At the time I thought no more of it. I’d done my bit – I ran a scan of my PC and various accounts and all was dandy. I wasn’t sending out thousands of emails so I probably wasn’t infected with anything and so, as with all STD close-calls, I breathed a sigh of relief and carried on regardless.

And so it was I had a quiet afternoon on Thursday followed by a sudden realisation over dinner that I hadn’t got any email at all to my work account for ages. I have several accounts for various clients and they’d all been pinging away merrily so I hadn’t immediately noticed the peace and quiet at my work address until late in the day. I made some tentative enquiries on Thursday night (“anyone out there not getting email?”) followed by a full morning on the chat bot and phone to Google trying to sort this mess out.

Apparently spammers will route all your inbound email to the trash as a way of ensuring you don’t notice when everyone in your contact book starts emailing you that you’re spamming everyone with a nasty virus and demanding reparations for the damages done to their systems and the like. It’s usually a great way to make new friends and to really tell your client base that you know what you’re doing. Former clients, that is.

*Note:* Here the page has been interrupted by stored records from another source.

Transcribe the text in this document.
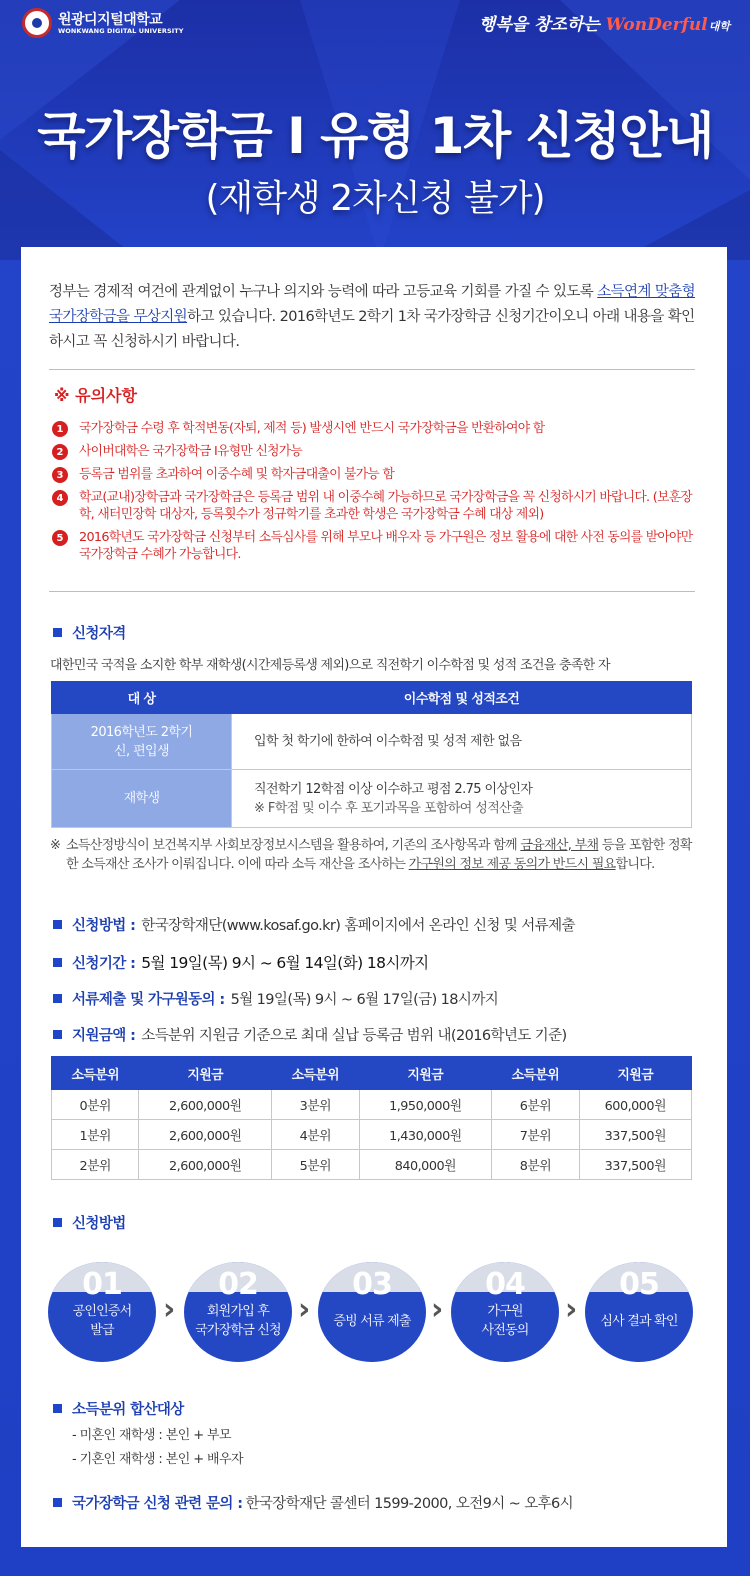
원광디지털대학교
WONKWANG DIGITAL UNIVERSITY	행복을 창조하는 WonDerful 대학
국가장학금 I 유형 1차 신청안내
(재학생 2차신청 불가)
정부는 경제적 여건에 관계없이 누구나 의지와 능력에 따라 고등교육 기회를 가질 수 있도록 소득연계 맞춤형 국가장학금을 무상지원하고 있습니다. 2016학년도 2학기 1차 국가장학금 신청기간이오니 아래 내용을 확인하시고 꼭 신청하시기 바랍니다.
※ 유의사항
1	국가장학금 수령 후 학적변동(자퇴, 제적 등) 발생시엔 반드시 국가장학금을 반환하여야 함
2	사이버대학은 국가장학금 I유형만 신청가능
3	등록금 범위를 초과하여 이중수혜 및 학자금대출이 불가능 함
4	학교(교내)장학금과 국가장학금은 등록금 범위 내 이중수혜 가능하므로 국가장학금을 꼭 신청하시기 바랍니다. (보훈장학, 새터민장학 대상자, 등록횟수가 정규학기를 초과한 학생은 국가장학금 수혜 대상 제외)
5	2016학년도 국가장학금 신청부터 소득심사를 위해 부모나 배우자 등 가구원은 정보 활용에 대한 사전 동의를 받아야만 국가장학금 수혜가 가능합니다.
신청자격
대한민국 국적을 소지한 학부 재학생(시간제등록생 제외)으로 직전학기 이수학점 및 성적 조건을 충족한 자
대 상	이수학점 및 성적조건

2016학년도 2학기
신, 편입생	입학 첫 학기에 한하여 이수학점 및 성적 제한 없음
재학생	직전학기 12학점 이상 이수하고 평점 2.75 이상인자
※ F학점 및 이수 후 포기과목을 포함하여 성적산출
※ 소득산정방식이 보건복지부 사회보장정보시스템을 활용하여, 기존의 조사항목과 함께 금융재산, 부채 등을 포함한 정확한 소득재산 조사가 이뤄집니다. 이에 따라 소득 재산을 조사하는 가구원의 정보 제공 동의가 반드시 필요합니다.
신청방법 : 한국장학재단(www.kosaf.go.kr) 홈페이지에서 온라인 신청 및 서류제출
신청기간 : 5월 19일(목) 9시 ~ 6월 14일(화) 18시까지
서류제출 및 가구원동의 : 5월 19일(목) 9시 ~ 6월 17일(금) 18시까지
지원금액 : 소득분위 지원금 기준으로 최대 실납 등록금 범위 내(2016학년도 기준)
소득분위	지원금	소득분위	지원금	소득분위	지원금
0분위	2,600,000원	3분위	1,950,000원	6분위	600,000원
1분위	2,600,000원	4분위	1,430,000원	7분위	337,500원
2분위	2,600,000원	5분위	840,000원	8분위	337,500원
신청방법
01
공인인증서
발급
›
02
회원가입 후
국가장학금 신청
›
03
증빙 서류 제출 ›
04
가구원
사전동의
›
05
심사 결과 확인
소득분위 합산대상
- 미혼인 재학생 : 본인 + 부모
- 기혼인 재학생 : 본인 + 배우자
국가장학금 신청 관련 문의 : 한국장학재단 콜센터 1599-2000, 오전9시 ~ 오후6시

Fortunately, I had managed to change my password before they really took control of my account and locked me out entirely, and so the moral of this cautionary tale is simple: set up two-factor authentication.

What, I hear you ask, is two-factor authentication (2FA to the cool kids)? It’s all that stands between your inbox and reputational Armageddon and I encourage everyone to turn it on.

All the major banks use it, as does your email provider and most of your social media accounts. In essence you give the service access to your mobile phone number and whenever you (or someone pretending to be you) wants to make a major change (like to your password, or your address, or anything remotely sensitive) it sends a text to the number you’ve nominated. So, when Rattus Baggus decides to steal your identity, the first thing that happens is your phone gets a text saying “Hey, we see you want to change this important thing. Here is a PIN number to let you do just that” at which point you can say “Gadzooks, I never asked for such a thing! What the dickens is going on?” and generally react with alacrity and speed.

Turn it on. Turn it on at once and turn it on for anything that has any value in your life.

You might think your Facebook page isn’t all that important but consider how much free time you won’t have if your Facebook page gets taken over by Nigerian spammers and Dear Old Auntie May infects her mah-jong group with your filth. If you think calling your old girlfriends/boyfriends to explain about an STD is tough, you haven’t tried to explain ransomware to someone who has only just come to grips with Internet Explorer.

And while we’re at it, here’s a tip for anyone with a password.

Write it down.

Seriously, now. Make it insanely complicated and write the damned thing down somewhere. Keep it in your wallet or in a notebook in your bag or somewhere but make it too difficult to guess.

I got this advice from a security expert I interviewed years ago and it flies in the face of everything we were ever told but it’s good nonetheless. Anyone who steals your laptop is more likely to try to sell it at the pub (or similar) and won’t care about the data. Anyone who is after your data won’t care about or have access to your little notebook and so won’t have a chance of breaking in.

Of course, for many, a password manager is the answer, and there are a heap of them out there. But if you don’t like the idea or won’t use one for religious reasons (or because, y’know, you’re old like me) then writing down your passwords and storing them in a safe place beats the past off using the same password for everything.

It also means you can ditch that whole PasswordJanuary123 rubbish and come up with a really good password (I like pass phrases myself) that make hijackers’ jobs that much more difficult.

Give it a go. Hopefully you’ll never have to thank me at all.